To demonstrate our interpretability approach on this data of pre-school children with respiratory system-related symptoms, we try to predict those children who will have asthma at school-age (cases) and those who will not have asthma at school-age (controls). Cases were defined as children who had at least one encounter with respiratory system-related symptoms before the age of 5, and at least one encounter with asthma diagnosis ICD 493* after the age of 6. Controls were defined as children who had at least one encounter with respiratory system-related symptoms before the age of 5, and no diagnosis of asthma for at least three years after school-age, which is age 6. This definition splits our data into 6159 cases and 4912 controls. It is worth mentioning here that, for this specific cohort, the proportion of cases is relatively high (56%), compared to other cohorts or diseases, in which the prevalence of the disease is usually less. The LSTM and BiLSTM models require longitudinal patient-level data that has been collected over time across several clinical encounters. Therefore, we processed the dataset to be in the format of list of lists of lists. The outermost list corresponds to patients, the intermediate list corresponds to the time-ordered visit sequence each patient made, and the innermost list corresponds to the diagnosis codes that were documented within each visit. Only the order of the visits was considered and the timestamp was not included. Furthermore, deep learning libraries assume a vectorized representation of the data for time-series prediction problems. In our case, since the number of visits for each patient is different, we transformed the data such that all patients will have the same sequence length. This is done by padding the sequence of each patient with zeros so that all patients will have the same sequence length, equal to the length of the longest patient sequence.
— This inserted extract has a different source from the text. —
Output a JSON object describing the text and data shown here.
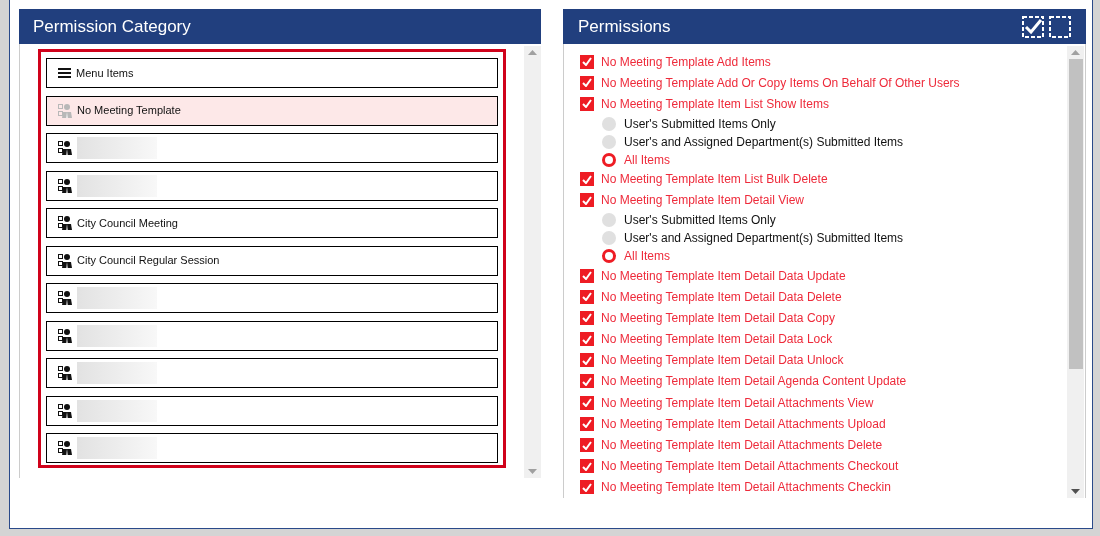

This vectorization allows the implementation to efficiently perform the matrix operations in batch for the deep learning model. This is a standard approach when handling sequential data with different sizes.
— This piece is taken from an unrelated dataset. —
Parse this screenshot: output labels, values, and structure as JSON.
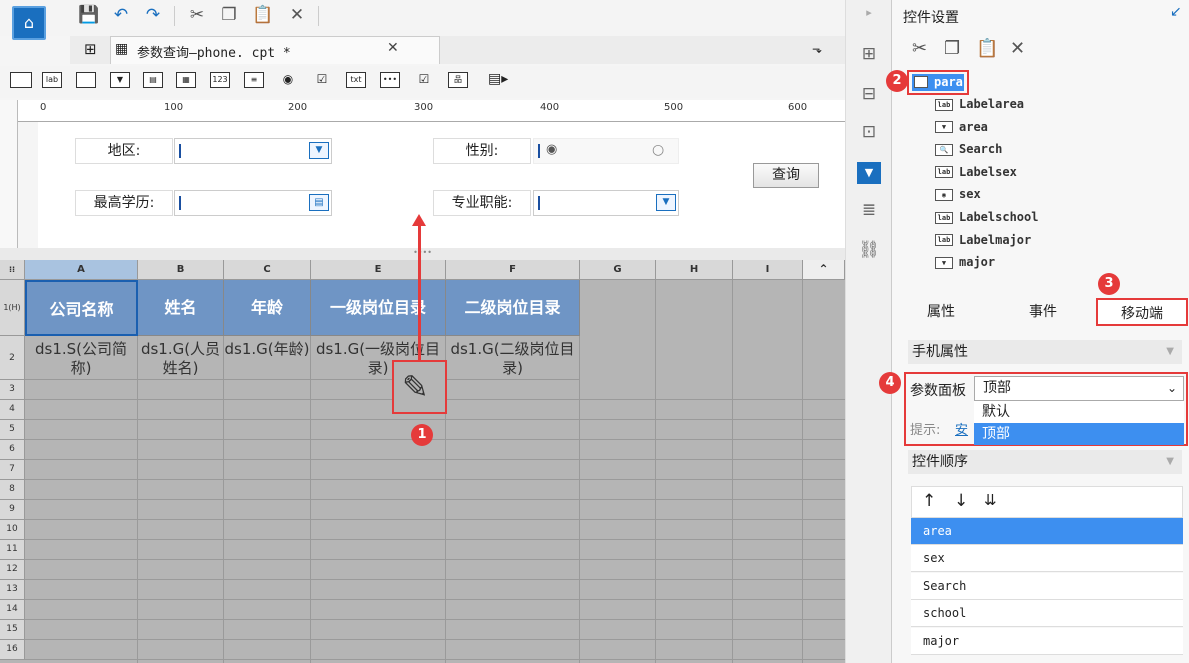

We implemented LSTM and BiLSTM models in PyTorch, and We also extended the implementation of Murdoch et al.[23] to decompose BiLSTM models. As the primary objective of this paper is not predictive accuracy, we used standard best practices without much tuning to fit the models used to produce interpretations. All models were optimized using Adam [27] with learning rate of 0.0005 using early stopping on the validation set. The total number of input features (diagnosis codes) was 930 for ICD-9 3-digits format and 3318 for ICD-9 4-digits format. Patients were randomly split into training (55%), validation (15%), and test (30%) sets. The same proportion of cases (56%) and controls (44%) was maintained among the training, validation, and test sets. Model accuracy is reported on the test set, and area under the curve (AUC) is used to measure the prediction accuracy, together with 95% confidence interval (CI) as a measure of variability.